Paolo Borsellino era consapevole che sarebbe stato la prossima vittima designata e per questo sentiva l’urgenza morale e professionale di portare avanti fin dove possibile il lavoro intrapreso insieme all’amico e collega Giovanni Falcone per scoperchiare i traffici di “cosa nostra” e le sue collusioni politico-istituzionali. “Devo fare in fretta: ora tocca a me”. In quei 57 giorni, dal 23 maggio al 19 luglio 1992, non si fermò mai. Lavorò senza sosta, freneticamente, consapevole di essere protagonista di una feroce lotta contro il tempo. 

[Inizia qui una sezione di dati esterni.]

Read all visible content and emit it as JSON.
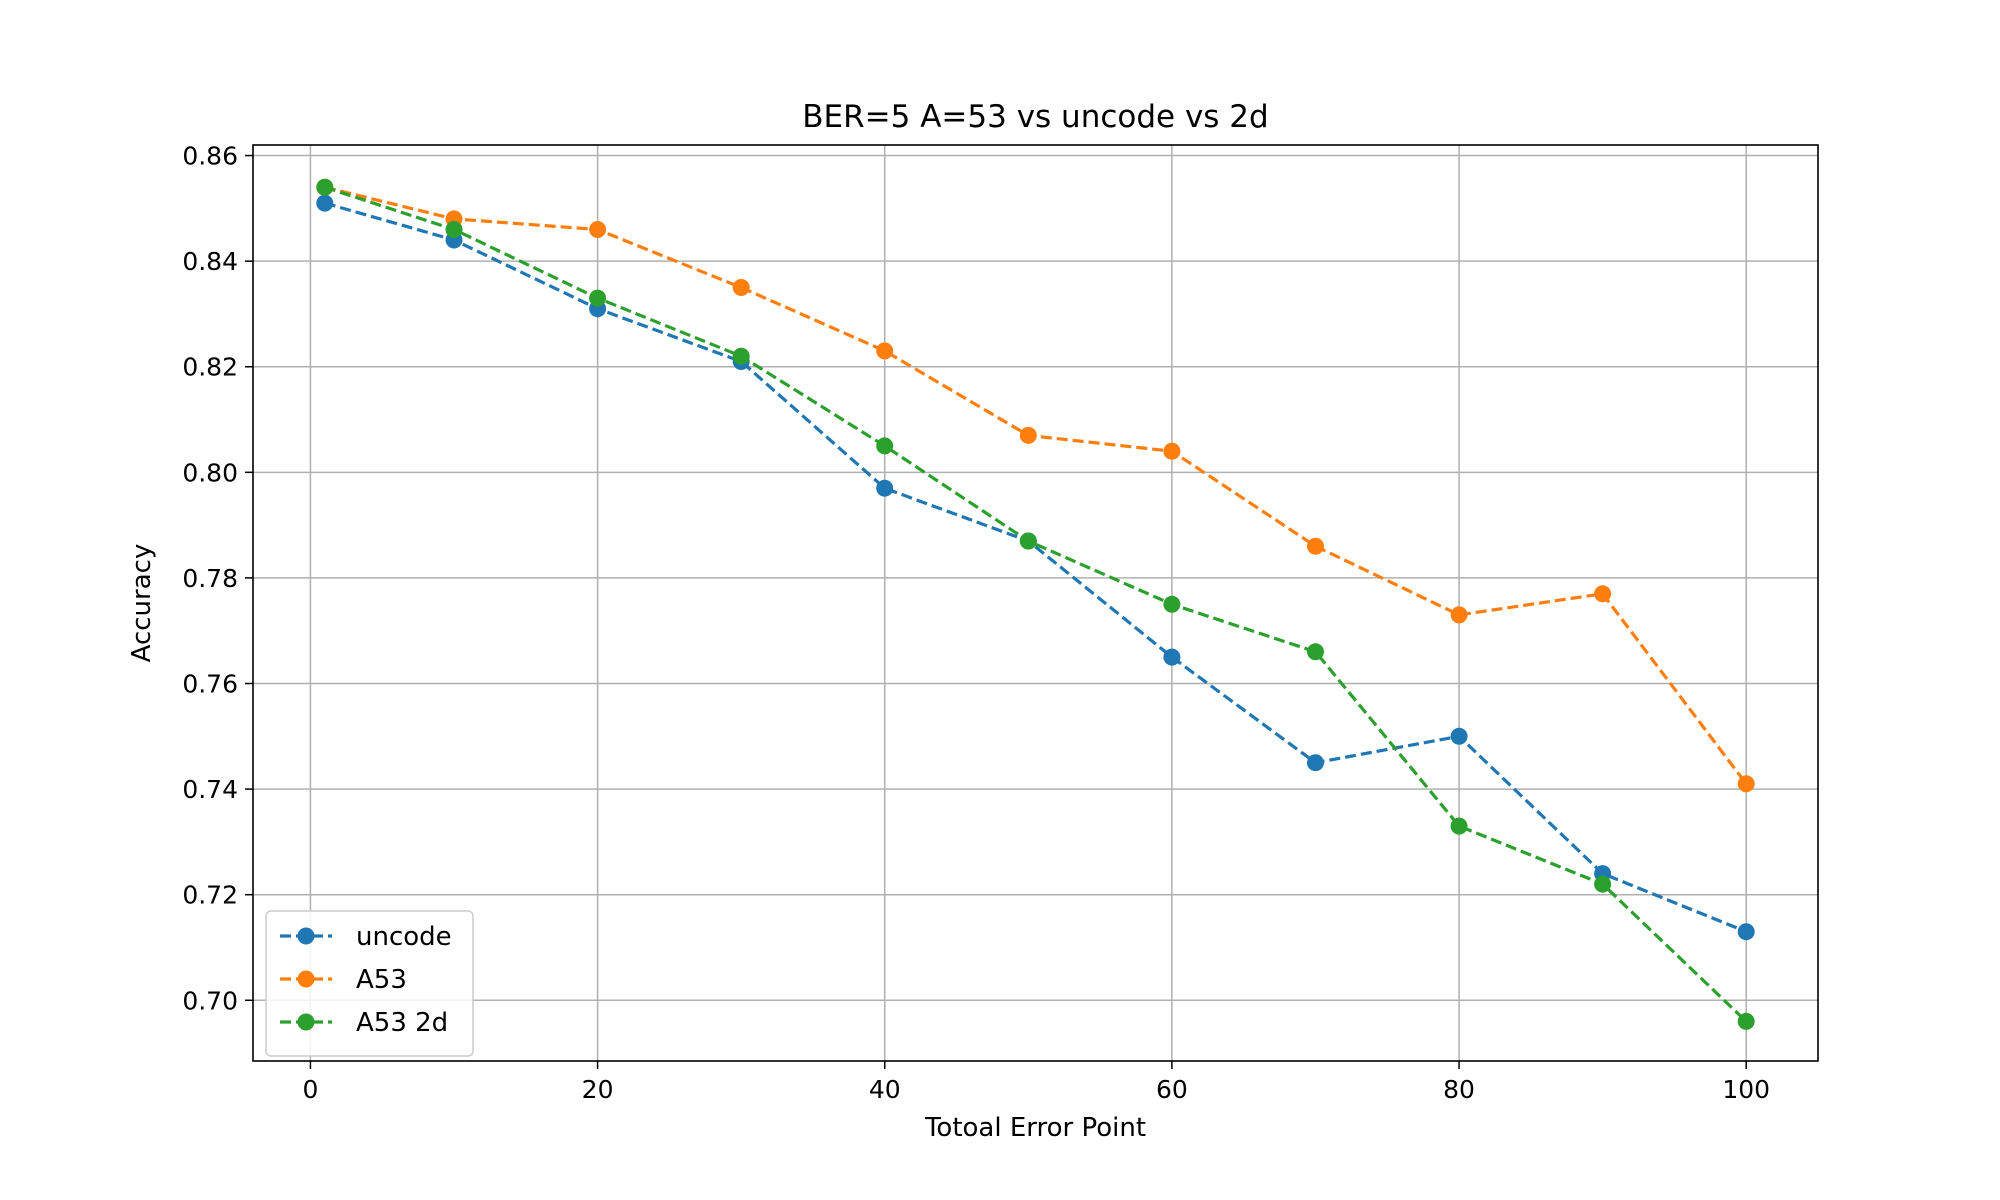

Lo fermarono con la violenza inaudita propria della criminalità organizzata, colpendolo sotto casa della madre, devastando lui e i suoi più intimi affetti.

Sono passati trentadue anni dall’esplosione che uccise Paolo Borsellino e cinque agenti della scorta: Emanuela Loi, Agostino Catalano, Claudio Traina, Vincenzo Li Muli ed Eddie Walter Cosina.  

Borsellino disse: “Forse saranno mafiosi quelli che materialmente mi uccideranno, ma quelli che avranno voluto la mia morte saranno altri”. Ancora oggi aspettiamo verità e giustizia!